1A to 1C show an equivalent circuit of a conventional power amplifier.

2 is a view showing the output power characteristics according to the temperature of the conventional power amplifier.

3A and 3B illustrate a temperature compensated power amplifier in accordance with one preferred embodiment of the present invention.

4 is a view showing the output power characteristics according to the temperature of the power amplifier according to an embodiment of the present invention.

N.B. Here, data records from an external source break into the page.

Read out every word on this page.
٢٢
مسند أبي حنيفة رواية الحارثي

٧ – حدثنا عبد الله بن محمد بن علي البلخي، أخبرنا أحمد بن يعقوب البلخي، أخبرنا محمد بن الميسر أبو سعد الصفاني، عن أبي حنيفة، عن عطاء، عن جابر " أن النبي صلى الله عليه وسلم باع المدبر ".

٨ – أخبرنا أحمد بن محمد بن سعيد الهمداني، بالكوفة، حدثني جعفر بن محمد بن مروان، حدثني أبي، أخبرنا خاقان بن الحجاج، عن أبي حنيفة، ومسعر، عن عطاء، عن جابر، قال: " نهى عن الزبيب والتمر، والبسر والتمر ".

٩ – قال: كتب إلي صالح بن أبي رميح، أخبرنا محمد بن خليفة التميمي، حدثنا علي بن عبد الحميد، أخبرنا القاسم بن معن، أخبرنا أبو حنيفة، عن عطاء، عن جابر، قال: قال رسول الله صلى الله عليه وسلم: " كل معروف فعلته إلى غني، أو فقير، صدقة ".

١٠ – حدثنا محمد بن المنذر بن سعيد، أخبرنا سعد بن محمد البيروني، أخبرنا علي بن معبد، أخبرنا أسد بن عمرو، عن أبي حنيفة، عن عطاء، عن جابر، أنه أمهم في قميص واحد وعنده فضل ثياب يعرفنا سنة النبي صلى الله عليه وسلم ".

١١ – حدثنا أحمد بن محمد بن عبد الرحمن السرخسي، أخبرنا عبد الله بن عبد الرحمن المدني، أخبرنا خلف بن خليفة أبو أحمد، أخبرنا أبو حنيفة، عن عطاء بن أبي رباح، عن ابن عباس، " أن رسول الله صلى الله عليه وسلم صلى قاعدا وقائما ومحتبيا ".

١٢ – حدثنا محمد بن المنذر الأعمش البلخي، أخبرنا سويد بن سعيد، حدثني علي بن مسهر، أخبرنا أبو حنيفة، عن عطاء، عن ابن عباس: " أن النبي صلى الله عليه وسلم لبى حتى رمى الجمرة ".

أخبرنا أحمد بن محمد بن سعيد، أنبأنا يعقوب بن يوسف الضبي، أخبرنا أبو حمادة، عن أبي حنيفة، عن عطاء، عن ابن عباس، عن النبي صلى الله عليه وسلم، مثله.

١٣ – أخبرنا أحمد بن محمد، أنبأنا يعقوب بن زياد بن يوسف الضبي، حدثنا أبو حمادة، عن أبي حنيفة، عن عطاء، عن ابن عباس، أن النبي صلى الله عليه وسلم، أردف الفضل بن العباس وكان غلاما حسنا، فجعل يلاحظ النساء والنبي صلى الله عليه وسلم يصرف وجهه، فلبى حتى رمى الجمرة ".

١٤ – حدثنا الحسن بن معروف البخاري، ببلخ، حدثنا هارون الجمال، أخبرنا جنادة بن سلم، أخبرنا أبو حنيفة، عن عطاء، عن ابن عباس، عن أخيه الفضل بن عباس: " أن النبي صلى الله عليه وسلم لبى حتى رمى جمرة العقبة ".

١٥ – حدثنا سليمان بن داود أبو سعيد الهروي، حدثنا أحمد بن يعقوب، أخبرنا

<Explanation of symbols for the main parts of the drawings>

300: input unit 310: temperature sensor

320: power amplifier 330: output unit

Claims (4)

A power amplifier for amplifying and outputting an input signal; An input unit for inputting a signal to the power amplifier; A temperature sensor connected between the power amplifier and the input unit and changing a resistance value according to temperature; Output unit for outputting the signal amplified by the power amplifier Temperature compensation type power amplifier comprising a. The method of claim 1, The temperature sensor is a temperature compensation power amplifier, characterized in that the thermistor. The method of claim 2, The thermistor is a temperature-compensated power amplifier, characterized in that the resistance value decreases as the temperature increases, the passive type (NTC type) thermistor increases the resistance value when the temperature decreases. The method of claim 2, The thermistor is a temperature-compensated power amplifier, characterized in that the active value (PTC type) thermistor, the resistance value increases when the temperature increases, the resistance value decreases when the temperature decreases.